The state said it is seeking a jury trial and damages compensating the state for both future mitigation efforts and the costs of earlier impacts.
Maine is the ninth state to sue to hold oil companies responsible for the effects of climate change, none of which have gone to trial. A separate coalition of Republican attorneys general has called on the Supreme Court to bar lawsuits from five of those states, arguing they rely on powers the states do not have.
The Pine Tree State has seen a number of extreme weather events in recent years in particular, with Sen. Susan Collins (R) saying at a Senate hearing last week that recent storms "took out about 50 percent of our fishing infrastructure in our state."
Internal communications within the industry indicate senior figures in the industry were aware of a link going back to the 1970s, including periods during which they publicly cast doubt on a correlation.
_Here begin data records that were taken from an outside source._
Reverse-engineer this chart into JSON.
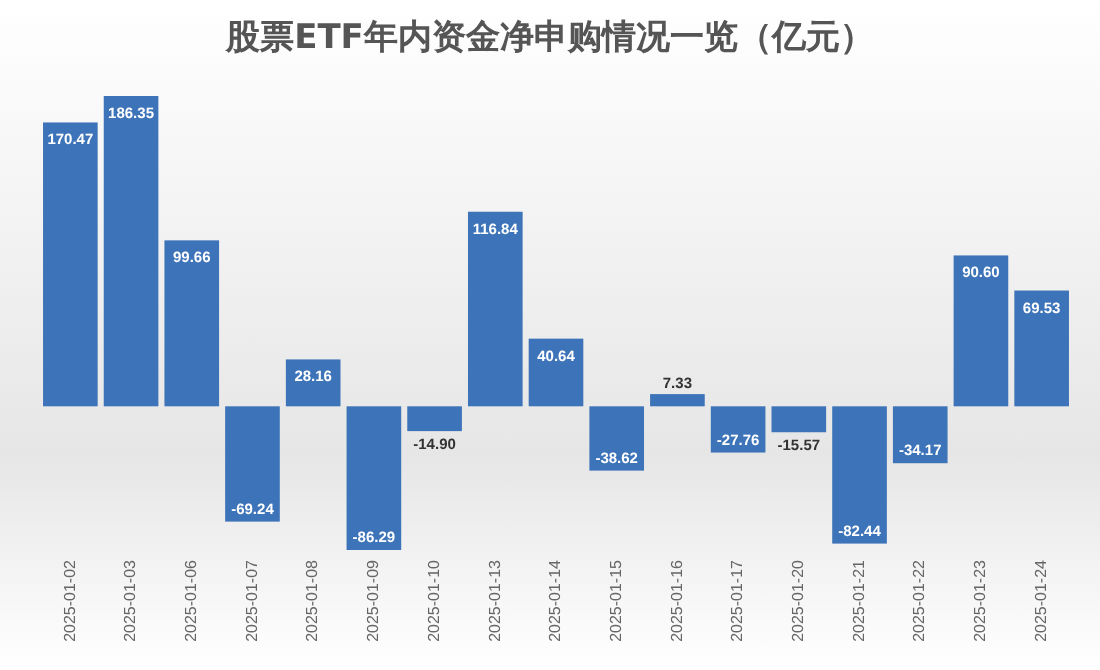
{
  "chart_data": {
    "type": "bar",
    "title": "股票ETF年内资金净申购情况一览（亿元）",
    "categories": [
      "2025-01-02",
      "2025-01-03",
      "2025-01-06",
      "2025-01-07",
      "2025-01-08",
      "2025-01-09",
      "2025-01-10",
      "2025-01-13",
      "2025-01-14",
      "2025-01-15",
      "2025-01-16",
      "2025-01-17",
      "2025-01-20",
      "2025-01-21",
      "2025-01-22",
      "2025-01-23",
      "2025-01-24"
    ],
    "values": [
      170.47,
      186.35,
      99.66,
      -69.24,
      28.16,
      -86.29,
      -14.9,
      116.84,
      40.64,
      -38.62,
      7.33,
      -27.76,
      -15.57,
      -82.44,
      -34.17,
      90.6,
      69.53
    ],
    "value_labels": [
      "170.47",
      "186.35",
      "99.66",
      "-69.24",
      "28.16",
      "-86.29",
      "-14.90",
      "116.84",
      "40.64",
      "-38.62",
      "7.33",
      "-27.76",
      "-15.57",
      "-82.44",
      "-34.17",
      "90.60",
      "69.53"
    ],
    "color": "#3d73b8"
  }
}
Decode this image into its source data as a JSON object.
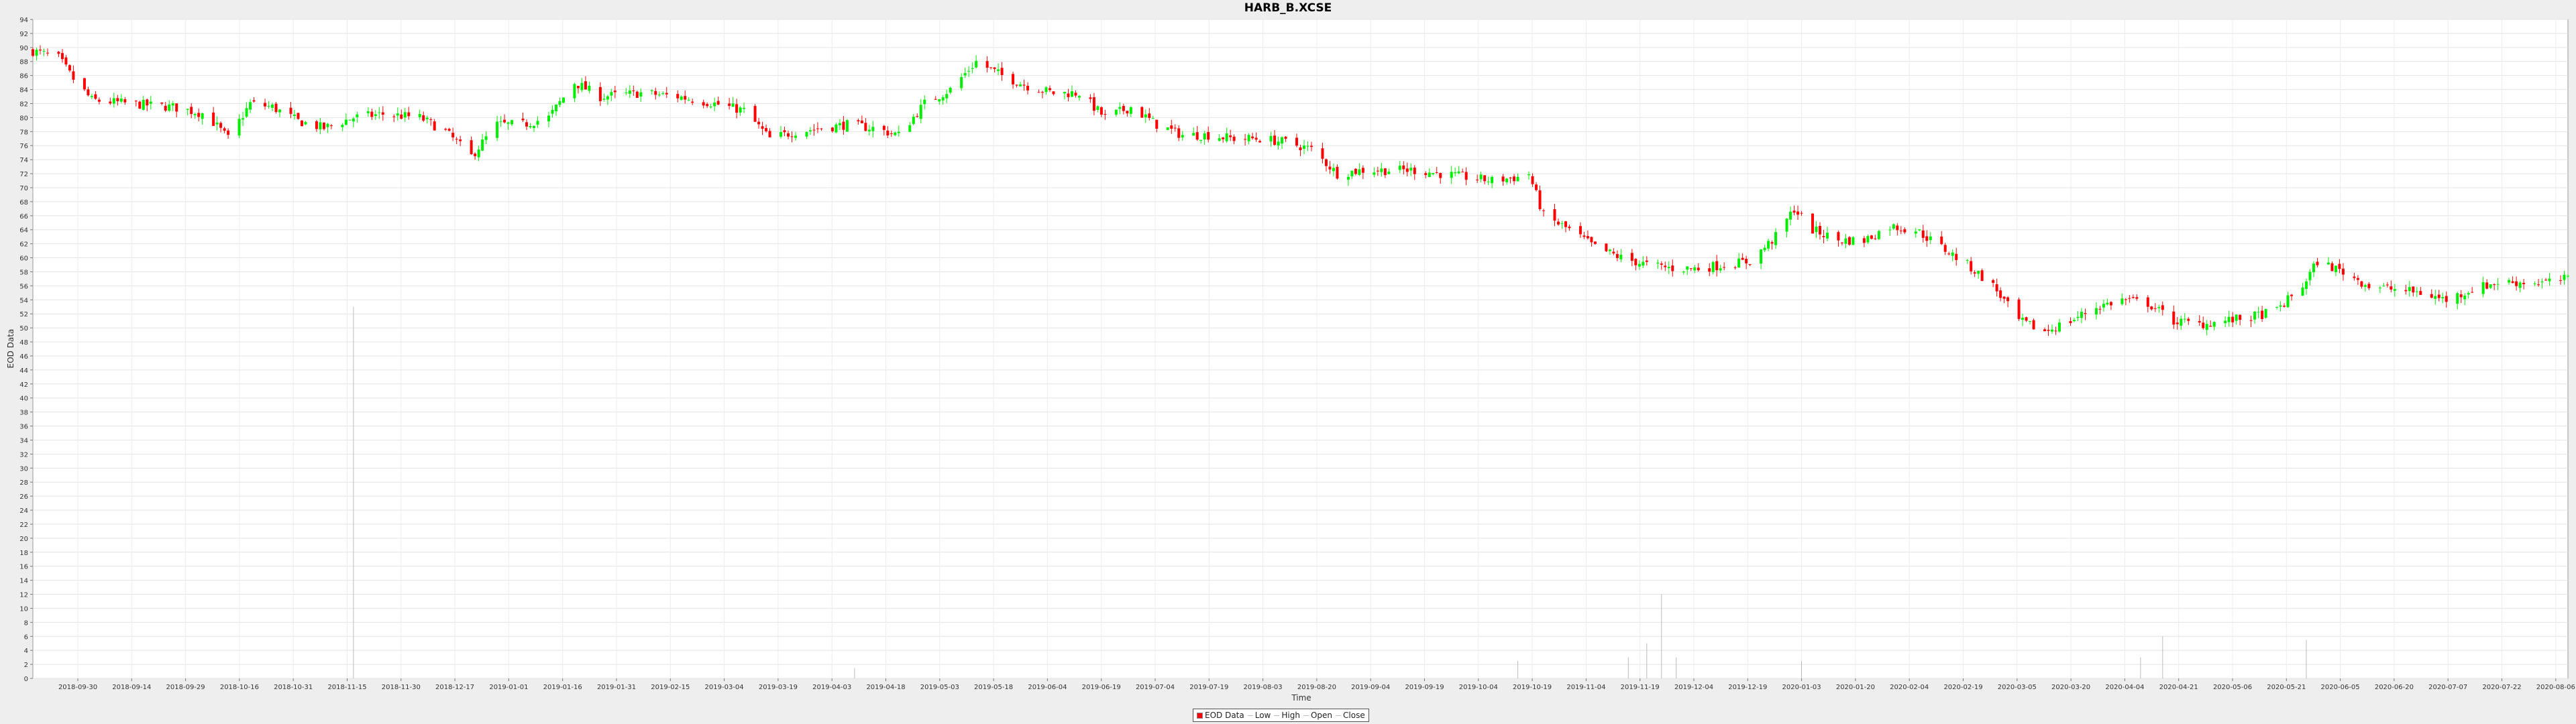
{
  "chart_data": {
    "type": "candlestick",
    "title": "HARB_B.XCSE",
    "xlabel": "Time",
    "ylabel": "EOD Data",
    "ylim": [
      0,
      94
    ],
    "xlim": [
      "2018-09-24",
      "2020-08-12"
    ],
    "grid": true,
    "legend_position": "bottom-center",
    "y_ticks": [
      0,
      2,
      4,
      6,
      8,
      10,
      12,
      14,
      16,
      18,
      20,
      22,
      24,
      26,
      28,
      30,
      32,
      34,
      36,
      38,
      40,
      42,
      44,
      46,
      48,
      50,
      52,
      54,
      56,
      58,
      60,
      62,
      64,
      66,
      68,
      70,
      72,
      74,
      76,
      78,
      80,
      82,
      84,
      86,
      88,
      90,
      92,
      94
    ],
    "x_ticks": [
      "2018-09-30",
      "2018-09-14",
      "2018-09-29",
      "2018-10-16",
      "2018-10-31",
      "2018-11-15",
      "2018-11-30",
      "2018-12-17",
      "2019-01-01",
      "2019-01-16",
      "2019-01-31",
      "2019-02-15",
      "2019-03-04",
      "2019-03-19",
      "2019-04-03",
      "2019-04-18",
      "2019-05-03",
      "2019-05-18",
      "2019-06-04",
      "2019-06-19",
      "2019-07-04",
      "2019-07-19",
      "2019-08-03",
      "2019-08-20",
      "2019-09-04",
      "2019-09-19",
      "2019-10-04",
      "2019-10-19",
      "2019-11-04",
      "2019-11-19",
      "2019-12-04",
      "2019-12-19",
      "2020-01-03",
      "2020-01-20",
      "2020-02-04",
      "2020-02-19",
      "2020-03-05",
      "2020-03-20",
      "2020-04-04",
      "2020-04-21",
      "2020-05-06",
      "2020-05-21",
      "2020-06-05",
      "2020-06-20",
      "2020-07-07",
      "2020-07-22",
      "2020-08-06"
    ],
    "legend": [
      {
        "label": "EOD Data",
        "color": "#ff0000"
      },
      {
        "label": "Low",
        "color": "#bbbbbb"
      },
      {
        "label": "High",
        "color": "#bbbbbb"
      },
      {
        "label": "Open",
        "color": "#bbbbbb"
      },
      {
        "label": "Close",
        "color": "#bbbbbb"
      }
    ],
    "colors": {
      "up": "#00ee00",
      "down": "#ff0000",
      "volume": "#bbbbbb"
    },
    "close_series": [
      {
        "date": "2018-09-24",
        "value": 89.5
      },
      {
        "date": "2018-10-01",
        "value": 88.5
      },
      {
        "date": "2018-10-05",
        "value": 85.5
      },
      {
        "date": "2018-10-10",
        "value": 82.5
      },
      {
        "date": "2018-10-20",
        "value": 82.0
      },
      {
        "date": "2018-11-01",
        "value": 81.5
      },
      {
        "date": "2018-11-10",
        "value": 80.5
      },
      {
        "date": "2018-11-16",
        "value": 77.0
      },
      {
        "date": "2018-11-22",
        "value": 82.0
      },
      {
        "date": "2018-11-28",
        "value": 81.5
      },
      {
        "date": "2018-12-05",
        "value": 79.5
      },
      {
        "date": "2018-12-12",
        "value": 78.5
      },
      {
        "date": "2018-12-20",
        "value": 80.0
      },
      {
        "date": "2018-12-28",
        "value": 80.5
      },
      {
        "date": "2019-01-07",
        "value": 80.0
      },
      {
        "date": "2019-01-14",
        "value": 78.0
      },
      {
        "date": "2019-01-21",
        "value": 74.5
      },
      {
        "date": "2019-01-28",
        "value": 79.0
      },
      {
        "date": "2019-02-04",
        "value": 79.0
      },
      {
        "date": "2019-02-11",
        "value": 80.0
      },
      {
        "date": "2019-02-18",
        "value": 85.0
      },
      {
        "date": "2019-02-25",
        "value": 83.0
      },
      {
        "date": "2019-03-08",
        "value": 83.5
      },
      {
        "date": "2019-03-18",
        "value": 83.0
      },
      {
        "date": "2019-03-28",
        "value": 82.0
      },
      {
        "date": "2019-04-05",
        "value": 81.0
      },
      {
        "date": "2019-04-12",
        "value": 77.0
      },
      {
        "date": "2019-04-19",
        "value": 78.0
      },
      {
        "date": "2019-04-26",
        "value": 78.5
      },
      {
        "date": "2019-05-03",
        "value": 79.0
      },
      {
        "date": "2019-05-10",
        "value": 78.5
      },
      {
        "date": "2019-05-17",
        "value": 77.5
      },
      {
        "date": "2019-05-24",
        "value": 82.0
      },
      {
        "date": "2019-05-31",
        "value": 84.0
      },
      {
        "date": "2019-06-07",
        "value": 88.0
      },
      {
        "date": "2019-06-14",
        "value": 86.0
      },
      {
        "date": "2019-06-21",
        "value": 84.5
      },
      {
        "date": "2019-06-28",
        "value": 83.5
      },
      {
        "date": "2019-07-05",
        "value": 83.5
      },
      {
        "date": "2019-07-12",
        "value": 80.0
      },
      {
        "date": "2019-07-19",
        "value": 81.5
      },
      {
        "date": "2019-07-26",
        "value": 79.0
      },
      {
        "date": "2019-08-02",
        "value": 77.5
      },
      {
        "date": "2019-08-09",
        "value": 77.5
      },
      {
        "date": "2019-08-16",
        "value": 77.0
      },
      {
        "date": "2019-08-23",
        "value": 77.0
      },
      {
        "date": "2019-08-30",
        "value": 76.5
      },
      {
        "date": "2019-09-06",
        "value": 75.5
      },
      {
        "date": "2019-09-13",
        "value": 72.0
      },
      {
        "date": "2019-09-20",
        "value": 72.5
      },
      {
        "date": "2019-09-27",
        "value": 72.5
      },
      {
        "date": "2019-10-04",
        "value": 72.5
      },
      {
        "date": "2019-10-11",
        "value": 72.0
      },
      {
        "date": "2019-10-18",
        "value": 71.5
      },
      {
        "date": "2019-10-25",
        "value": 71.0
      },
      {
        "date": "2019-11-01",
        "value": 71.5
      },
      {
        "date": "2019-11-04",
        "value": 72.0
      },
      {
        "date": "2019-11-08",
        "value": 66.0
      },
      {
        "date": "2019-11-15",
        "value": 64.0
      },
      {
        "date": "2019-11-22",
        "value": 61.5
      },
      {
        "date": "2019-11-29",
        "value": 60.0
      },
      {
        "date": "2019-12-06",
        "value": 59.0
      },
      {
        "date": "2019-12-13",
        "value": 58.5
      },
      {
        "date": "2019-12-20",
        "value": 58.5
      },
      {
        "date": "2020-01-03",
        "value": 59.5
      },
      {
        "date": "2020-01-10",
        "value": 63.0
      },
      {
        "date": "2020-01-15",
        "value": 67.0
      },
      {
        "date": "2020-01-20",
        "value": 64.0
      },
      {
        "date": "2020-01-27",
        "value": 62.5
      },
      {
        "date": "2020-02-03",
        "value": 62.5
      },
      {
        "date": "2020-02-10",
        "value": 64.5
      },
      {
        "date": "2020-02-17",
        "value": 64.0
      },
      {
        "date": "2020-02-24",
        "value": 61.5
      },
      {
        "date": "2020-03-02",
        "value": 59.0
      },
      {
        "date": "2020-03-09",
        "value": 56.0
      },
      {
        "date": "2020-03-16",
        "value": 51.0
      },
      {
        "date": "2020-03-23",
        "value": 49.5
      },
      {
        "date": "2020-03-30",
        "value": 51.0
      },
      {
        "date": "2020-04-06",
        "value": 53.0
      },
      {
        "date": "2020-04-13",
        "value": 54.0
      },
      {
        "date": "2020-04-20",
        "value": 53.5
      },
      {
        "date": "2020-04-27",
        "value": 51.0
      },
      {
        "date": "2020-05-04",
        "value": 50.5
      },
      {
        "date": "2020-05-11",
        "value": 51.0
      },
      {
        "date": "2020-05-18",
        "value": 51.5
      },
      {
        "date": "2020-05-25",
        "value": 52.5
      },
      {
        "date": "2020-06-01",
        "value": 56.0
      },
      {
        "date": "2020-06-05",
        "value": 59.5
      },
      {
        "date": "2020-06-12",
        "value": 58.0
      },
      {
        "date": "2020-06-19",
        "value": 56.0
      },
      {
        "date": "2020-06-26",
        "value": 55.5
      },
      {
        "date": "2020-07-03",
        "value": 55.0
      },
      {
        "date": "2020-07-10",
        "value": 54.0
      },
      {
        "date": "2020-07-17",
        "value": 55.5
      },
      {
        "date": "2020-07-24",
        "value": 56.5
      },
      {
        "date": "2020-07-31",
        "value": 56.5
      },
      {
        "date": "2020-08-07",
        "value": 56.5
      },
      {
        "date": "2020-08-12",
        "value": 57.0
      }
    ],
    "volume_spikes": [
      {
        "date": "2018-12-20",
        "value": 53
      },
      {
        "date": "2019-05-05",
        "value": 1.5
      },
      {
        "date": "2019-11-01",
        "value": 2.5
      },
      {
        "date": "2019-12-01",
        "value": 3
      },
      {
        "date": "2019-12-06",
        "value": 5
      },
      {
        "date": "2019-12-10",
        "value": 12
      },
      {
        "date": "2019-12-14",
        "value": 3
      },
      {
        "date": "2020-01-17",
        "value": 2.5
      },
      {
        "date": "2020-04-18",
        "value": 3
      },
      {
        "date": "2020-04-24",
        "value": 6
      },
      {
        "date": "2020-06-02",
        "value": 5.5
      }
    ]
  }
}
API formed a carbon dioxide task force in the late 70s including representatives from Exxon, Mobil, Shell and Chevron’s predecessors, while a study published in the journal Science last year indicated that Exxon scientists made projections going back decades that closely track with the trajectory of climate change.
Shell and API pushed back on the attorney general’s claims in statements to The Hill.
“This ongoing, coordinated campaign to wage meritless, politicized lawsuits against a foundational American industry and its workers is nothing more than a distraction from important national conversations and an enormous waste of taxpayer resources,” API Senior Vice President and General Counsel Ryan Meyers said in a statement. “Climate policy is for Congress to debate and decide, not a patchwork of courts.”
“We do not believe the courtroom is the right venue to address climate change, but that smart policy from government and action from all sectors is the appropriate way to reach solutions and drive progress,” a Shell spokesperson told The Hill.
The Hill has reached out to BP, Sunoco and Chevron for comment.